THE HOSPICE movement is growing in strength and public support. More Americans who are terminally ill are choosing to die at home in familiar surroundings with family and friends nearby. Last year, Congress authorized the Medicare program to make some payment for hospice care, and now regulations have been proposed to put that program into effect.
Proponents of hospice care stress not only its humanitarian aspects but also its cost-saving features. They suggest that Medicare will save money by allowing terminally ill patients to be cared for at home or in a relatively low-cost hospice instead of in a high-tech hospital. Government budget watchers, however, wonder if things will actually turn out this way if care now provided by family members and volunteers is reimbursed. Both Congress and the regulators at the Department of Health and Human Services have taken great care in setting up a program that continues to use volunteers to the greatest extent possible and discourages the commercialization of this movement.
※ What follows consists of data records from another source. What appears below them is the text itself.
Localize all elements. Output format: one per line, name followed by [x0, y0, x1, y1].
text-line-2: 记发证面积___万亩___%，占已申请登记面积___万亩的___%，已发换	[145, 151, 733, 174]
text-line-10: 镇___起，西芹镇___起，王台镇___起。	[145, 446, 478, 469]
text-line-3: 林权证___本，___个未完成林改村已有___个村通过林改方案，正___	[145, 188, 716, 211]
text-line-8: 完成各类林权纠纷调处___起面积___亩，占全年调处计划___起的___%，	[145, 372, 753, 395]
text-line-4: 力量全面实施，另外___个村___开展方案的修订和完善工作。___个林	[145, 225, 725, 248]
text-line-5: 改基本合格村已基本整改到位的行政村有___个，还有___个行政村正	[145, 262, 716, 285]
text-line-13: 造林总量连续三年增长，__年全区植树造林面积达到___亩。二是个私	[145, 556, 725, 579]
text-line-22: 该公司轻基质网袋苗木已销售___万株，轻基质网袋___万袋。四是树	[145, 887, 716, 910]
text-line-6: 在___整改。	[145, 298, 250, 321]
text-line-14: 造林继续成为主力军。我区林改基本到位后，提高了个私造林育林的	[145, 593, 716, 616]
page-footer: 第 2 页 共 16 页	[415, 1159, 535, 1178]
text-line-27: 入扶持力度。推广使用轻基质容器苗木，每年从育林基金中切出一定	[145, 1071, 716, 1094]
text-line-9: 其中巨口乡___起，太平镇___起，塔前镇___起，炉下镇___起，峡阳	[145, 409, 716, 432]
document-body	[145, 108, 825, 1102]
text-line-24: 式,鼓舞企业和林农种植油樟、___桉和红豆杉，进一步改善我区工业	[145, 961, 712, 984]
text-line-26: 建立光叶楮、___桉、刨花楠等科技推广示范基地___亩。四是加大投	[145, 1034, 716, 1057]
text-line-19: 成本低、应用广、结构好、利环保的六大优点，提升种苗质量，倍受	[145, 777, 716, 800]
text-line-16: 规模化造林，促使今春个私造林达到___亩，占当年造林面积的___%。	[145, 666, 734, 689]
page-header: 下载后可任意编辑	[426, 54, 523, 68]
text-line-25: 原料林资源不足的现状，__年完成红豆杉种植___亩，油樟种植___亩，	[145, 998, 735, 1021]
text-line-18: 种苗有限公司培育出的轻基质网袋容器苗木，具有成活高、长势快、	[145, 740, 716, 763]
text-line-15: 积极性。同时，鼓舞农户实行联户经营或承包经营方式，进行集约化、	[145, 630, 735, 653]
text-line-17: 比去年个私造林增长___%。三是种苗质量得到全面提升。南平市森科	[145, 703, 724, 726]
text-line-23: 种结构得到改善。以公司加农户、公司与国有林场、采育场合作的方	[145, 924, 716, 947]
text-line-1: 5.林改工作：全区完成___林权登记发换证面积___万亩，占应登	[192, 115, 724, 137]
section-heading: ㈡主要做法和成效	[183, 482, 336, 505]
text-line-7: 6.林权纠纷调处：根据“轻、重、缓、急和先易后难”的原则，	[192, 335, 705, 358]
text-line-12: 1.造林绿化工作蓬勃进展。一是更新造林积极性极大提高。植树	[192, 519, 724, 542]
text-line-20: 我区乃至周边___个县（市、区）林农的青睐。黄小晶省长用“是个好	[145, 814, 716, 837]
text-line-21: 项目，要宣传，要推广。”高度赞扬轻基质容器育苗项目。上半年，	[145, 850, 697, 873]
Under the proposed regulations published last week, Medicare would be authorized to pay $53 a day for routine home health care of the dying and up to $286 a day if round-the-clock help is needed. In addition, if a patient has to be admitted to an institutional hospice or to the hospice unit of a general hospital for emergencies or for the alleviation of pain, the program would pay $271 a day. This, of course, is less than the actual cost of providing such care, but so are the payments Medicare makes for regular medical treatment in a hospital. Hospice organizations have characterized the proposed rates as a big improvement over figures that had been floated last spring and praised administration officials for taking "a long stride in the right direction." HHS Secretary Margaret Heckler was a cosponsor, in Congress, of the legislation making this program possible and she has clearly brought her support and enthusiasm to the department.
There are now more than 30,000 people, mostly cancer patients, in hospice care. Health experts expect that number to rise to 50,000 in the next three years. It is right and compassionate for the government to assist them and their families through the trauma of terminal illness and to help, when there is no cure, to provide solace and care at home. If money can be saved by offering this alternative, all the better. But surely serenity, loving consolation and a peaceful death are worth paying for too.